Europe won’t follow U.S. in screening for ebola at airports
Europe isn’t planning to follow the U.S. in screening people for Ebola at airports, officials say, relying instead on their own health systems to isolate and stop the spread of the deadly virus as and when it appears.
The U.S. broke ranks with the rest of the world Wednesday, saying that it would screen all passengers arriving from Sierra Leone, Liberia and Guinea–the three west African countries worst hit by the epidemic–at the five airports which handle flights between them and the U.S..
That announcement came only hours after the first person to be diagnosed with the disease in the U.S. died in a Texas hospital.
But in Europe, there’s little enthusiasm for screening, which authorities say would be ineffective and disruptive–a view that’s backed by the U.N.-sponsored World Health Organization. The WHO and national health authorities in the three affected countries already screen airline passengers as they leave west Africa.
Air France and British Airways have already suspended flights to the destinations they deem most risky–the Sierra Leone capital of Freetown and the Liberian capital of Monrovia. But, Air France is still flying to Conakry in Guinea and both airlines are still serving destinations in Nigeria, which has also reported Ebola cases.

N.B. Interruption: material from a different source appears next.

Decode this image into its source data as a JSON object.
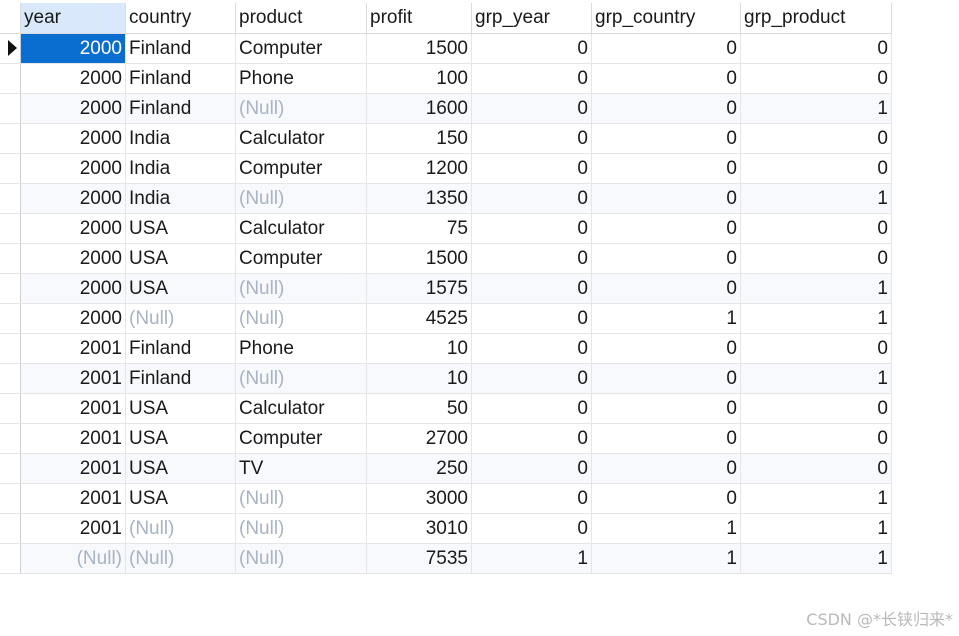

That leaves Brussels Airlines as the only European airline still operating normally in the region. Geert Sciot, a spokesman for the company, said Thursday that “all the health authorities of the countries concerned and the WHO and World Aviation Authority confirm that it safe for us to do so.”
The WHO is anxious to avoid any attempt to quarantine whole countries by shutting down air links completely. For one thing, it’s not clear how the increasing flow of aid workers to and from the region would survive.
Sciot warned that many volunteers would leave overnight if they could no longer count on getting out through a regular link.
Some countries, such as Germany, are counting on military flights to transport aid workers, a spokeswoman for the Berlin government said.
Even Brussels Airlines isn’t letting its staff stay overnight in the three countries any more, as it couldn’t send them to local hospitals if they fell ill with other illnesses such as malaria, Sciot said.
People can carry Ebola for up to 21 days before they start showing symptoms of the disease. For that reason alone, the WHO says it’s “inevitable” that there will be further cases of Ebola outside Africa. As a result, European countries have focused so far on preparing their own health systems to deal with cases as they happen.
“U.K. hospitals have a proven record of dealing with imported infectious diseases,” Brian McCloskey, director of Public Health England, said in a statement on a government website. “If an Ebola case is repatriated to, or detected in, the U.K. they would receive appropriate treatment in an isolation unit, with all appropriate protocols promptly activated.”
But there already signs elsewhere that that approach may not be fool-proof.
Teresa Romero Ramos, a Spanish nurse, contracted Ebola in the Carlos III hospital in Madrid where she had been treating patients evacuated from west Africa, and was only isolated after the third time she complained about feeling ill, according to media reports. Staff have complained that they weren’t given enough training before having to treat patients. The hospital has now quarantined six people and is monitoring another 84.
The World Bank estimated Wednesday that the virus could cost West Africa, one of the poorest regions on earth, over $32 billion in lost output.